McKearn and Blaser said they believe COVID-19 had a huge impact on the decline of student involvement. They do not want this to hold back students anymore.

“As COVID-19 guidelines and regulations change, we do not want to have fear in finding a community here at UWO,” McKearn and Blaser said.

Blaser said OSA is always looking for students to join the Senate and other positions. 

“Right now my biggest goal is to fill the Senate,” Blaser said. “We started the academic year with three senators, and are now up to 10. We still have 15 spots open, so if anyone is interested please apply.”

A month into the fall semester, things are already underway through OSA.

“Right now Daniel and I are working on filling the Senate, getting a new sign for Polk, and assisting Darryl Sims with his plans for our athletic facilities,” Blaser said.

McKearn said students and other visitors on campus seem to get lost trying to find the main entrance to Polk, hence the reason to put up a new sign. He said he also wants to display more lights around campus.

“I deeply care about the safety of my fellow Titans and having more lights around campus is a good step in the right direction,” McKearn said. “I want someone to be able to read a book wherever on campus, regardless of what time it is.”

It is never too late to get involved, McKearn said. 

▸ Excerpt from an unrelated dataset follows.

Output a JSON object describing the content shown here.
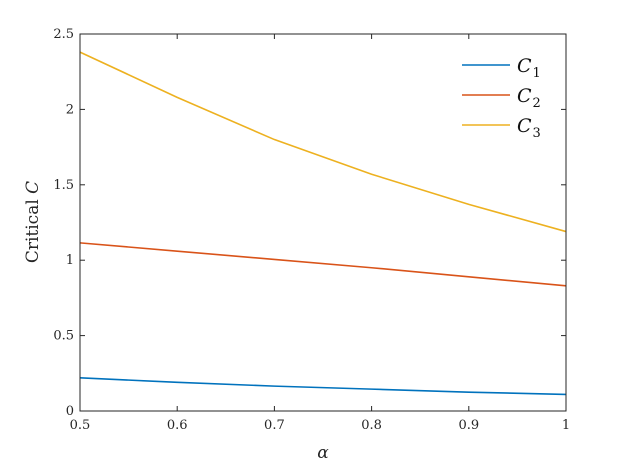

“I waited until my senior year to finally get involved with clubs and orgs on campus,” McKearn said. “Knowing that there were great resources earlier in my college career, would have made my time more enjoyable from the beginning.”

McKearn and Blaser would not be in the roles they are in today without thinking they could represent the student body in a positive way.

“I am approaching my role with the utmost care for whom it represents – the students,” McKearn said. “I represent the voice of the student body and I plan to lead UWO into a more positive community where everyone feels welcome and where people can become leaders.”